Wolfgang: Our pre-scan also does not include water suppression which gives us many times more signal to use for calculation of GRAPPA or CAIPIRINHA weights. They are pretty much noiseless. These can be then directly applied to the spectroscopic acquisitions.
Blake: What would you say is the biggest strength of this method?
Bernhard: I would say that the ability to accelerate in all 3 dimensions. That way we are exploiting the sensitivities in each direction and that is very beneficial. Also, the way we acquire the calibration data, but this is just one puzzle piece of our whole methodology. In general, I would say that we can measure, within a reasonable measurement time, very high resolution MRSI data with very high SNR and I think there is a lot of information that can be extracted from this data. Unfortunately MRSI is not often used clinically, but I think this would be a big benefit of our method, as we were even able to use it in a clinical study.
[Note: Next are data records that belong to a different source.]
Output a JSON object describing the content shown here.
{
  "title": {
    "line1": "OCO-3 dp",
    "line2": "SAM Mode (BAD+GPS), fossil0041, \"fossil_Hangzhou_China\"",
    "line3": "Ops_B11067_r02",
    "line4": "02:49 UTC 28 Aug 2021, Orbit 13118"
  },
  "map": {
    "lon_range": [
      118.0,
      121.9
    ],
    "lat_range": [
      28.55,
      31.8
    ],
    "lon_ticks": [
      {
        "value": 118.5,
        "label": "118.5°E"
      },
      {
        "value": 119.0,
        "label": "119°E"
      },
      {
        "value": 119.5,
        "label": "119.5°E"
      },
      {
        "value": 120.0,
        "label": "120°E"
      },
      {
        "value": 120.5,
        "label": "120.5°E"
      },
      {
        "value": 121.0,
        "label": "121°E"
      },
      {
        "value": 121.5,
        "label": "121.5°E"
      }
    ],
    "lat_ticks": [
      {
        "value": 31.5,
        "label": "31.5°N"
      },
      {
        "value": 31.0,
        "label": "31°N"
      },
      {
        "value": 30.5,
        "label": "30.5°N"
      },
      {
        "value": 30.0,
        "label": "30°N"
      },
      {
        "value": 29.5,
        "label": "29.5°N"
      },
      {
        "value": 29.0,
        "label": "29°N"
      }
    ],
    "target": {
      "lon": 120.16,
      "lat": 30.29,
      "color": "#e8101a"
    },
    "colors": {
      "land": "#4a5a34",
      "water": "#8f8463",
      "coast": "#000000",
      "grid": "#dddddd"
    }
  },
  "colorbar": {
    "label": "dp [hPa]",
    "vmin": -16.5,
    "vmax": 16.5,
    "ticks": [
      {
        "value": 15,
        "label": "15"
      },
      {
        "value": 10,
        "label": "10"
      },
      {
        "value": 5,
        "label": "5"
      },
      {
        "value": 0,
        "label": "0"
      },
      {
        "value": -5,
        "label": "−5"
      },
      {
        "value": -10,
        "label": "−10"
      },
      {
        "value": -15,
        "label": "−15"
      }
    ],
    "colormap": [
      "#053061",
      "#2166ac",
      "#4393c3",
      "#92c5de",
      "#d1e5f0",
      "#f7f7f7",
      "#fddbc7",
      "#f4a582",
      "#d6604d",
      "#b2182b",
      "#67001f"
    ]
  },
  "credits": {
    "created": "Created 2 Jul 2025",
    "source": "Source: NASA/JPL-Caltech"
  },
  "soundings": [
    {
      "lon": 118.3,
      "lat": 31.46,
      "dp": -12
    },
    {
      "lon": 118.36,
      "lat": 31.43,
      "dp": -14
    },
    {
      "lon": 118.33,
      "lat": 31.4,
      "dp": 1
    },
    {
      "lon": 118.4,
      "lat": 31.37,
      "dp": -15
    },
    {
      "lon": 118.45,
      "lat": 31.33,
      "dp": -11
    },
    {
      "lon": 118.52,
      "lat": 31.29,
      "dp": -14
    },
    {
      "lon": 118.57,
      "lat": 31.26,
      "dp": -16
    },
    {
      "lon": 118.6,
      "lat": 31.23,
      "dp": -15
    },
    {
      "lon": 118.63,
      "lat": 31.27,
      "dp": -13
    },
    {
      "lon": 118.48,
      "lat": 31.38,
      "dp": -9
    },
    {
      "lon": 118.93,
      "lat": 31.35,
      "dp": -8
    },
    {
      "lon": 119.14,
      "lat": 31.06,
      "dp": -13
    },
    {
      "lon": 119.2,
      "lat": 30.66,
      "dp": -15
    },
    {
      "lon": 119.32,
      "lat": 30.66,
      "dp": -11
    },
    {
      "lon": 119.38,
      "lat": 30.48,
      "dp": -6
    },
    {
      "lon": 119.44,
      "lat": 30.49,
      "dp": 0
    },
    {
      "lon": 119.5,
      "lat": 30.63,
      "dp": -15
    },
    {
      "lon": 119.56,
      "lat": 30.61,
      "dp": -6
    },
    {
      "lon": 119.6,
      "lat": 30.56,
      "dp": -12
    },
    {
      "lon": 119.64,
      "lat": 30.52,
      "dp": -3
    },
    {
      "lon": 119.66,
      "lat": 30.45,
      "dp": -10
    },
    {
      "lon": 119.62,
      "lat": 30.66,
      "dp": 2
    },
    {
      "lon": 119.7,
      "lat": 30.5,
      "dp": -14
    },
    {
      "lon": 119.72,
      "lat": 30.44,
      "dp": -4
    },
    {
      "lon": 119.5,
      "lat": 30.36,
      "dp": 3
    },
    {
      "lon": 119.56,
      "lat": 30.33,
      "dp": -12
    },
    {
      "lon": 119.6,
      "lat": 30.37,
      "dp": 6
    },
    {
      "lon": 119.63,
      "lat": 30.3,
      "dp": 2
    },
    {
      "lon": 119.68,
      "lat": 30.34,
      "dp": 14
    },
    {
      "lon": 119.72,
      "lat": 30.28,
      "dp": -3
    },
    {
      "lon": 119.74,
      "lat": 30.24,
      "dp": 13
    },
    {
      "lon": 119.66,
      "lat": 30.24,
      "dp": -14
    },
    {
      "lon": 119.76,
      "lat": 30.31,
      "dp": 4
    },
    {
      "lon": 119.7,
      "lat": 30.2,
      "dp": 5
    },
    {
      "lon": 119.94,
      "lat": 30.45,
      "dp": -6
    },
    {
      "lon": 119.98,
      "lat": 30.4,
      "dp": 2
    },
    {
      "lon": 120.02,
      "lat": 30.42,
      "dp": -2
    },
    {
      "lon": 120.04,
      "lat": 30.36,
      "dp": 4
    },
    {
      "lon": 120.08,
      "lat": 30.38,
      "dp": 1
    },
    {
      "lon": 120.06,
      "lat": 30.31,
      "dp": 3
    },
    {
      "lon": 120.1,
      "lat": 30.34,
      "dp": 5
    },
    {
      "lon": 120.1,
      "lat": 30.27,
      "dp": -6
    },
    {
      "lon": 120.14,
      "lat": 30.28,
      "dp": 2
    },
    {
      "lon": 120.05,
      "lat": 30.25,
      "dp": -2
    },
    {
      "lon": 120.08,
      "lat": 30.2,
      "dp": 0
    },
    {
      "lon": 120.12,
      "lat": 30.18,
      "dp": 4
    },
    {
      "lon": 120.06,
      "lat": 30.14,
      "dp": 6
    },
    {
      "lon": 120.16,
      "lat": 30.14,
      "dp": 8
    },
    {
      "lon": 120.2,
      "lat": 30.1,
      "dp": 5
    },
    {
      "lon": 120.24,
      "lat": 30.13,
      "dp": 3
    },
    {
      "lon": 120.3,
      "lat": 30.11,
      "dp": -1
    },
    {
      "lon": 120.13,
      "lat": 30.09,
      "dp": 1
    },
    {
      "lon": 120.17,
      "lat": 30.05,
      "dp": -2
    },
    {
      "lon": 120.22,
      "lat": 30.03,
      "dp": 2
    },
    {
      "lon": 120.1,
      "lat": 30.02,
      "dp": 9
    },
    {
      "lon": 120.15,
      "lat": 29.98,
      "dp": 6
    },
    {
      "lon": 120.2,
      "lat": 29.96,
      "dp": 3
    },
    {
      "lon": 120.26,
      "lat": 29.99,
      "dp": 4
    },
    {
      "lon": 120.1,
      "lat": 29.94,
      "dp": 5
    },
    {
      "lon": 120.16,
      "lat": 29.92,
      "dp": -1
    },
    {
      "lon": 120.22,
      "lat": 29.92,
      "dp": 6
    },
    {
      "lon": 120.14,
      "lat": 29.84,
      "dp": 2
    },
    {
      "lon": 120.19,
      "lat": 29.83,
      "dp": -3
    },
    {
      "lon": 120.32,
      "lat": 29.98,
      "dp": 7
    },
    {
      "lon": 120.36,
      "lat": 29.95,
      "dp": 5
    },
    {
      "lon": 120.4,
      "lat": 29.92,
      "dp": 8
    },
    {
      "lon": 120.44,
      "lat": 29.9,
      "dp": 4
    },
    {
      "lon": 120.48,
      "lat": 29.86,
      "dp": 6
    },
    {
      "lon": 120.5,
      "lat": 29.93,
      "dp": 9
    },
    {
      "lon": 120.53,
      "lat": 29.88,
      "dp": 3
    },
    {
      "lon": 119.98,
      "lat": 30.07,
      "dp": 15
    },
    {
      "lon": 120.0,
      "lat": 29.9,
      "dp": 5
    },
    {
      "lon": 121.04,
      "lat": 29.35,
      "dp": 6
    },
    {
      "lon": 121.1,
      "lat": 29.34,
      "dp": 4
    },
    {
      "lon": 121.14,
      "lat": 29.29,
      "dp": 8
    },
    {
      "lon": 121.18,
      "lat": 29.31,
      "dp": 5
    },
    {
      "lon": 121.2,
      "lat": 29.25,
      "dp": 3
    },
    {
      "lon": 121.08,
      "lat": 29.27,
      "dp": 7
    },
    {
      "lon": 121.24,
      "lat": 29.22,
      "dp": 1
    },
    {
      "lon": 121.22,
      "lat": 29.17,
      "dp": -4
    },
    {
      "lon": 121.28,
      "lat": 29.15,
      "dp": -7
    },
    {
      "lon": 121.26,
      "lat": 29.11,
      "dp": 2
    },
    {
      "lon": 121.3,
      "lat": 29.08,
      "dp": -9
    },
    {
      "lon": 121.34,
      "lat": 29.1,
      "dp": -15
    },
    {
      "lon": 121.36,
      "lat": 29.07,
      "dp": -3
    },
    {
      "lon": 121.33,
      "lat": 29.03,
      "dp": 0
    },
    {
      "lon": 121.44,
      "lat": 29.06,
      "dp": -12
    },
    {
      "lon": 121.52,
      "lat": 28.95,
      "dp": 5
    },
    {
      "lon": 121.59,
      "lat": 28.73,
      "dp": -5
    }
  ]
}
Blake: Tell me more about this clinical study.
Wolfgang: We can show multiple cases of MS patients, where we have 5, 6, 7 different chemical compounds in metabolic maps with a matrix size of 100×100, or slightly above. This has not been possible before. In some cases, where we have very small lesions, on the order of 3mm, we can suddenly see metabolic changes with that resolution. For example, we can observe myo-inositol or NAA in lesions that are only about 2-3 mm large.
Blake: What would you say the biggest weakness of this method is?
Bernhard: The most difficult part is determining the best patterns, the 2D CAIPIRINHA patterns plus the FOV shift from the SMS. Initially, I thought it is very straightforward, you just test all of the possible patterns, but the problem is there are so many possible patterns, that takes quite some effort. Also, whenever you change, for example, the scanner or the coil, you would need to find the best patterns again.
Blake: Do you optimize the patterns on each subject or do you do it on each coil and attempt to position the patient similarly?
Bernhard: The latter. It shouldn’t change too much from patient to patient as long as the brains or the heads are not so different. What is important is how the sensitivity map looks, this influences the patterns, because of the aliasing that we achieve with the (2+1)D CAIPIRINHA.
Blake: What is the next step for this research?
Bernhard: I am working on accelerating MRSI acquisition even more, using spectral-spatial encoding, where spatial and spectral information is encoded at the same time using spirals or EPSI. This will help us get bigger coverage in the z direction to cover even more of the brain.
Wolfgang: Although Bernhard has recently moved from Vienna to Boston, we are still working together, with some of the same common goals. We basically want to have 3D whole brain coverage for spectroscopic imaging and have it in clinical use. MS is where our clinical collaborations have worked very well and we already have 70 scans performed. These clinical scans are only done with the methods that are described in this paper because we know that these sequences are robust. In parallel we are developing spectral-spatial encoding techniques and only when this runs with 3D and is really robust with scanner reconstruction, will we be able to use this in clinical studies.
Blake: Thank you so much for speaking with us today. Is there anything else you would like to add?
Wolfgang: We are always looking for collaborators that are willing to try out our methods. We also have a reconstruction pipeline that we are eager to share, if anyone is interested. Thanks so much.